Selain itu, Sugiarti merupakan yang terdepan dalam memikirkan nasib anak-anak melalui sastra. Sugiarti tidak antipolitik. Sebab, menurut Fairuz, ia sadar sedang berada dalam lingkaran merah. Puisinya dikutip di mana-mana dan beberapa karyanya yang berbicara tentang anak dan perempuan, menurut Fairuz, masih cukup relevan hingga kini.

Sebagaimana penjelasan Fairuzul, nama-nama pengarang Lekra hanya disebut sekilas. Bahkan, menurutnya, tidak lebih dari 140 karakter twit untuk menjabarkan biografi mereka. Begitu pula dengan sastrawan Lekra yang berada di pengasingan atau menjadi diaspora, juga sangat jarang menyebut nama-nama perempuan teman mereka.

“Sesekali saya menemui nama Sugiarti di buku Hersri Setiawan dan puisi Abdul Kahar Ibrahim. Selebihnya mungkin mereka (me)lupa(kan),” jelas Fairuzul.

Pada masa itu, periode 1950-1965, penulis perempuan dalam tubuh Lekra masih sangat sedikit.
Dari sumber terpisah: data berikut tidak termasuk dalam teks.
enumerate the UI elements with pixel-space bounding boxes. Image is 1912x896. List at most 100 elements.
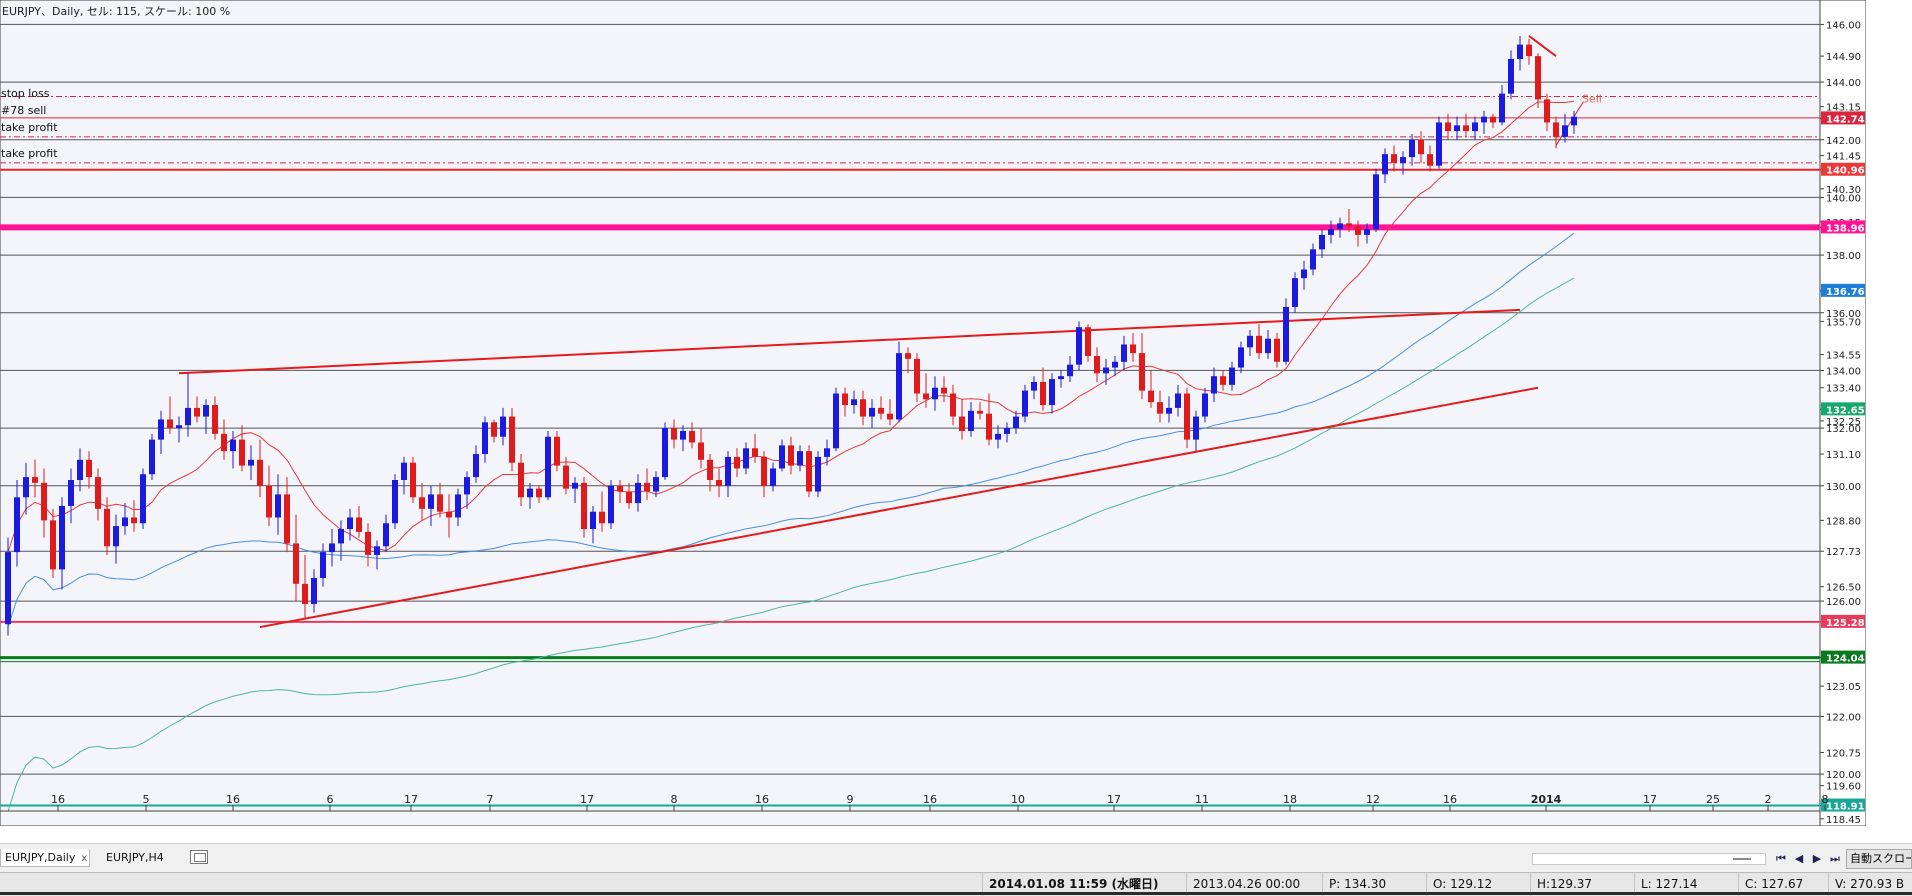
candle-body bbox=[1229, 367, 1235, 385]
tab-label: EURJPY,Daily bbox=[5, 851, 76, 864]
close-icon[interactable]: x bbox=[81, 853, 88, 864]
candle-body bbox=[1553, 122, 1559, 137]
candle-body bbox=[68, 479, 74, 506]
chart-title: EURJPY、Daily, セル: 115, スケール: 100 % bbox=[2, 5, 231, 18]
price-highlight-box bbox=[1821, 162, 1865, 176]
candle-body bbox=[626, 491, 632, 504]
candle-body bbox=[149, 439, 155, 475]
price-tick-label: 127.73 bbox=[1826, 547, 1861, 558]
autoscroll-button[interactable]: 自動スクロール bbox=[1846, 849, 1912, 869]
first-icon[interactable]: ⏮ bbox=[1776, 852, 1786, 865]
candle-body bbox=[23, 477, 29, 498]
time-tick-label: 11 bbox=[1195, 793, 1209, 806]
candle-body bbox=[914, 358, 920, 394]
ma-slow-line bbox=[7, 277, 1575, 812]
candle-body bbox=[1202, 393, 1208, 417]
candle-body bbox=[617, 485, 623, 492]
time-tick-label: 10 bbox=[1011, 793, 1025, 806]
price-highlight-label: 132.65 bbox=[1826, 405, 1865, 416]
candle-body bbox=[167, 419, 173, 429]
candle-body bbox=[86, 459, 92, 478]
candle-body bbox=[104, 508, 110, 547]
time-tick-label: 16 bbox=[755, 793, 769, 806]
candle-body bbox=[1130, 344, 1136, 354]
candle-body bbox=[581, 482, 587, 530]
tab-eurjpy-h4[interactable]: EURJPY,H4 bbox=[102, 849, 182, 867]
candle-body bbox=[1256, 335, 1262, 354]
candle-body bbox=[662, 428, 668, 478]
candle-body bbox=[1427, 154, 1433, 166]
time-tick-label: 8 bbox=[671, 793, 678, 806]
scroll-thumb[interactable] bbox=[1733, 858, 1751, 860]
price-tick-label: 144.90 bbox=[1826, 52, 1861, 63]
time-tick-label: 17 bbox=[580, 793, 594, 806]
candle-body bbox=[230, 439, 236, 452]
candle-body bbox=[698, 442, 704, 460]
candle-body bbox=[302, 583, 308, 604]
candle-body bbox=[1454, 125, 1460, 132]
candle-body bbox=[1544, 99, 1550, 123]
candle-body bbox=[1463, 125, 1469, 132]
candle-body bbox=[221, 433, 227, 452]
price-tick-label: 123.05 bbox=[1826, 682, 1861, 693]
last-icon[interactable]: ⏭ bbox=[1830, 852, 1840, 865]
horizontal-scrollbar[interactable] bbox=[1532, 853, 1766, 865]
candle-body bbox=[338, 529, 344, 544]
price-tick-label: 140.00 bbox=[1826, 193, 1861, 204]
pattern-line bbox=[1555, 102, 1584, 146]
price-highlight-box bbox=[1821, 650, 1865, 664]
time-tick-label: 2 bbox=[1765, 793, 1772, 806]
time-tick-label: 25 bbox=[1706, 793, 1720, 806]
price-tick-label: 134.00 bbox=[1826, 366, 1861, 377]
price-tick-label: 132.25 bbox=[1826, 417, 1861, 428]
next-icon[interactable]: ▶ bbox=[1812, 852, 1822, 865]
candle-body bbox=[392, 479, 398, 524]
status-volume: V: 270.93 B bbox=[1828, 873, 1912, 896]
ma-mid-line bbox=[7, 232, 1575, 628]
windows-icon[interactable] bbox=[190, 850, 208, 864]
candle-body bbox=[356, 517, 362, 532]
candle-body bbox=[347, 517, 353, 530]
candle-body bbox=[599, 511, 605, 524]
candle-body bbox=[1058, 376, 1064, 380]
candle-body bbox=[1076, 327, 1082, 365]
candle-body bbox=[608, 485, 614, 524]
candle-body bbox=[653, 477, 659, 492]
candle-body bbox=[176, 425, 182, 429]
candle-body bbox=[725, 456, 731, 486]
candle-body bbox=[734, 456, 740, 469]
candle-body bbox=[815, 456, 821, 492]
candle-body bbox=[923, 393, 929, 400]
price-tick-label: 140.30 bbox=[1826, 185, 1861, 196]
price-tick-label: 126.50 bbox=[1826, 583, 1861, 594]
candle-body bbox=[428, 494, 434, 509]
candle-body bbox=[1346, 223, 1352, 227]
candle-body bbox=[1517, 44, 1523, 60]
prev-icon[interactable]: ◀ bbox=[1794, 852, 1804, 865]
candle-body bbox=[1211, 376, 1217, 394]
candle-body bbox=[185, 407, 191, 426]
price-highlight-box bbox=[1821, 798, 1865, 812]
candle-body bbox=[1319, 234, 1325, 250]
candle-body bbox=[797, 451, 803, 466]
candle-body bbox=[671, 428, 677, 440]
candle-body bbox=[500, 416, 506, 437]
price-tick-label: 133.40 bbox=[1826, 384, 1861, 395]
tab-eurjpy-daily[interactable]: EURJPY,Daily x bbox=[0, 849, 90, 867]
candle-body bbox=[779, 445, 785, 469]
price-tick-label: 134.55 bbox=[1826, 351, 1861, 362]
candle-body bbox=[275, 494, 281, 518]
candle-body bbox=[788, 445, 794, 466]
candle-body bbox=[59, 505, 65, 570]
candle-body bbox=[1373, 174, 1379, 230]
price-tick-label: 128.80 bbox=[1826, 516, 1861, 527]
price-highlight-label: 124.04 bbox=[1826, 654, 1865, 665]
status-low: L: 127.14 bbox=[1634, 873, 1738, 896]
candle-body bbox=[860, 399, 866, 417]
time-tick-label: 18 bbox=[1283, 793, 1297, 806]
candle-body bbox=[842, 393, 848, 406]
candle-body bbox=[1067, 364, 1073, 377]
chart-area[interactable]: Sell 146.00 144.90 144.00 143.15 142.74 142.00… bbox=[0, 0, 1866, 826]
candle-body bbox=[491, 422, 497, 437]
Dapat dihitung dengan jari. Menurut Fairuzul (2016: 54), agak sulit menentukan apakah seorang penulis perempuan yang dimuat di media massa, seperti Harian Rakjat atau Api Kartini, adalah anggota Lekra.

Bagi Fairuzul, yang lebih memungkinkan adalah melihat dari susunan pengurus Lekra. Dari sana ia menemukan tiga nama perempuan: Dhalia, S. Rukiah Kertapati, dan Sugiarti Siswadi.
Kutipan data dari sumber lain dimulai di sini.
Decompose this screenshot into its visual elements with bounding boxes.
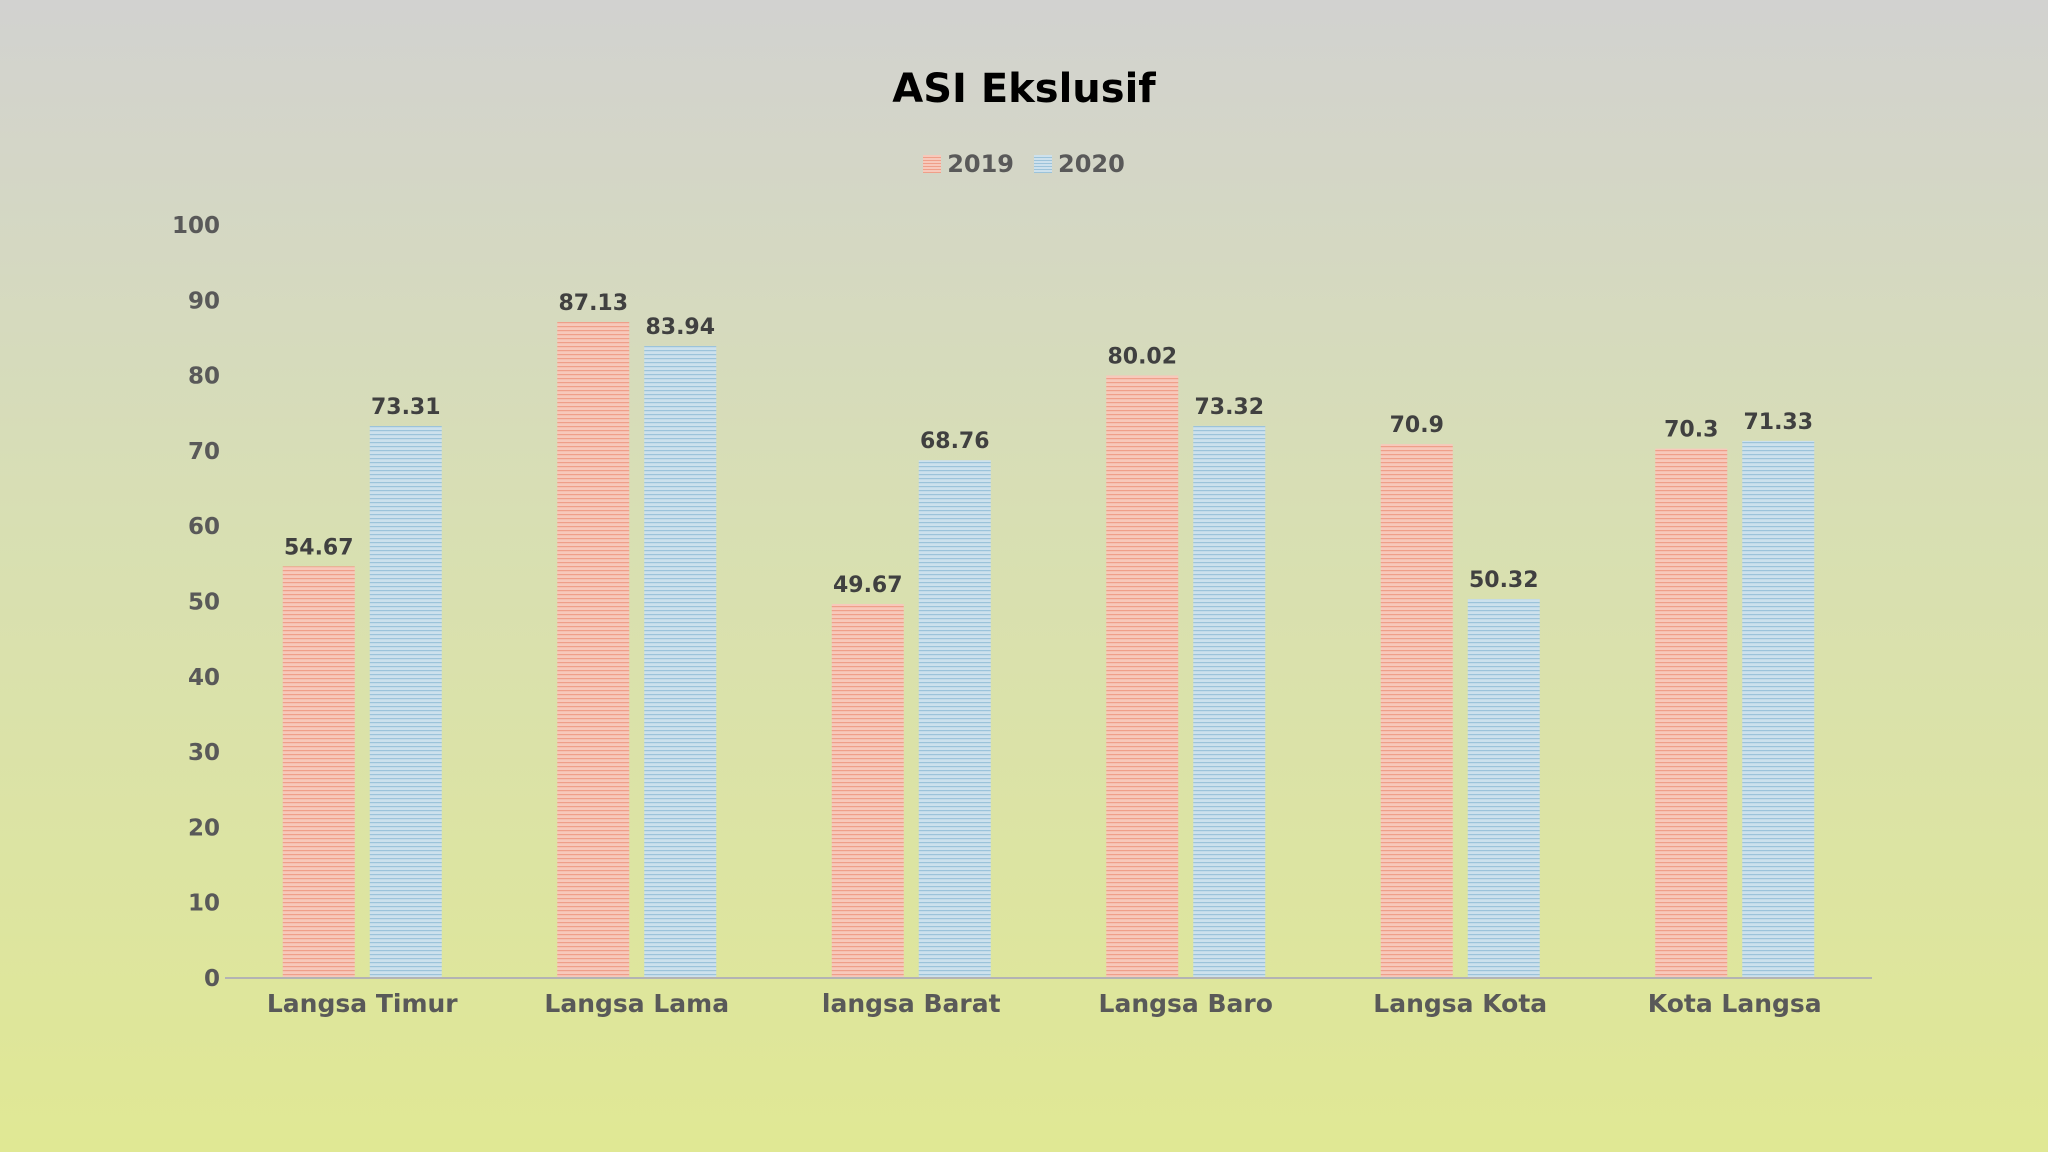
data-label: 71.33 — [1743, 410, 1813, 435]
legend-swatch-2019 — [923, 155, 942, 173]
legend-label-2019: 2019 — [947, 150, 1014, 178]
bar-2020 — [1193, 425, 1266, 978]
y-tick-label: 0 — [204, 966, 220, 992]
data-label: 70.9 — [1390, 413, 1444, 438]
y-tick-label: 40 — [188, 665, 220, 691]
y-tick-label: 10 — [188, 891, 220, 917]
data-label: 54.67 — [284, 535, 354, 560]
legend-label-2020: 2020 — [1058, 150, 1125, 178]
y-tick-label: 20 — [188, 815, 220, 841]
data-label: 83.94 — [645, 315, 715, 340]
y-tick-label: 80 — [188, 364, 220, 390]
data-label: 49.67 — [833, 573, 903, 598]
data-label: 80.02 — [1107, 344, 1177, 369]
bar-2020 — [1742, 440, 1815, 978]
data-label: 73.31 — [371, 395, 441, 420]
data-label: 68.76 — [920, 429, 990, 454]
x-tick-label: Langsa Timur — [267, 989, 458, 1018]
bar-2019 — [282, 566, 355, 978]
y-tick-label: 70 — [188, 439, 220, 465]
legend: 2019 2020 — [0, 150, 2048, 178]
x-tick-label: Langsa Lama — [544, 989, 729, 1018]
y-tick-label: 50 — [188, 590, 220, 616]
legend-item-2019: 2019 — [923, 150, 1014, 178]
y-tick-label: 60 — [188, 514, 220, 540]
bar-2020 — [1467, 599, 1540, 978]
x-tick-label: Kota Langsa — [1648, 989, 1822, 1018]
y-tick-label: 90 — [188, 288, 220, 314]
bar-2019 — [1106, 375, 1179, 978]
data-label: 70.3 — [1664, 418, 1718, 443]
bar-2019 — [557, 321, 630, 978]
legend-item-2020: 2020 — [1034, 150, 1125, 178]
legend-swatch-2020 — [1034, 155, 1052, 173]
bar-2019 — [831, 603, 904, 978]
y-tick-label: 100 — [172, 213, 220, 239]
chart-title: ASI Ekslusif — [892, 66, 1156, 112]
bar-2020 — [644, 345, 717, 979]
x-tick-label: Langsa Baro — [1099, 989, 1273, 1018]
bar-2019 — [1655, 448, 1728, 978]
data-label: 73.32 — [1194, 395, 1264, 420]
bar-2019 — [1380, 444, 1453, 978]
data-label: 50.32 — [1469, 568, 1539, 593]
bar-2020 — [369, 425, 442, 978]
x-tick-label: langsa Barat — [822, 989, 1001, 1018]
data-label: 87.13 — [558, 291, 628, 316]
bar-2020 — [918, 460, 991, 979]
y-tick-label: 30 — [188, 740, 220, 766]
x-tick-label: Langsa Kota — [1373, 989, 1547, 1018]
“Mengenai nama-nama perempuan Lekra saya tak hafal betul. Beberapa saya sebut di buku tapi lengkapnya bisa dilihat di trilogi Lekra Tak Membakar Buku,” ucap Fairuzul.

Soal bagaimana pengarang perempuan Lekra ditempatkan, Fairuzul justru balik mempertanyakan. Menurutnya, kalau pengarang perempuan Lekra saja tak pernah disebut-sebut, bagaimana mereka akan ditempatkan? Nama S. Rukiah menurutnya sering disebut. Belakangan ada yg menerbitkan bukunya.

“Selain itu tidak ada. Rukiah pun belum diketahui dengan jelas, apakah ia Lekra atau bukan. Meski begitu, ia sahabat Sugiarti. Atau mungkin juga karena karya perempuan Lekra belum cukup untuk diterbitkan dalam antologi tunggal,” terang Fairuz.

Dengan bukunya, Fairuz berharap ada teman atau kerabat atau keluarga Sugiarti yang bisa memberikan keterangan lebih lengkap. Sehingga dapat disajikan lebih komplit kepada pembaca.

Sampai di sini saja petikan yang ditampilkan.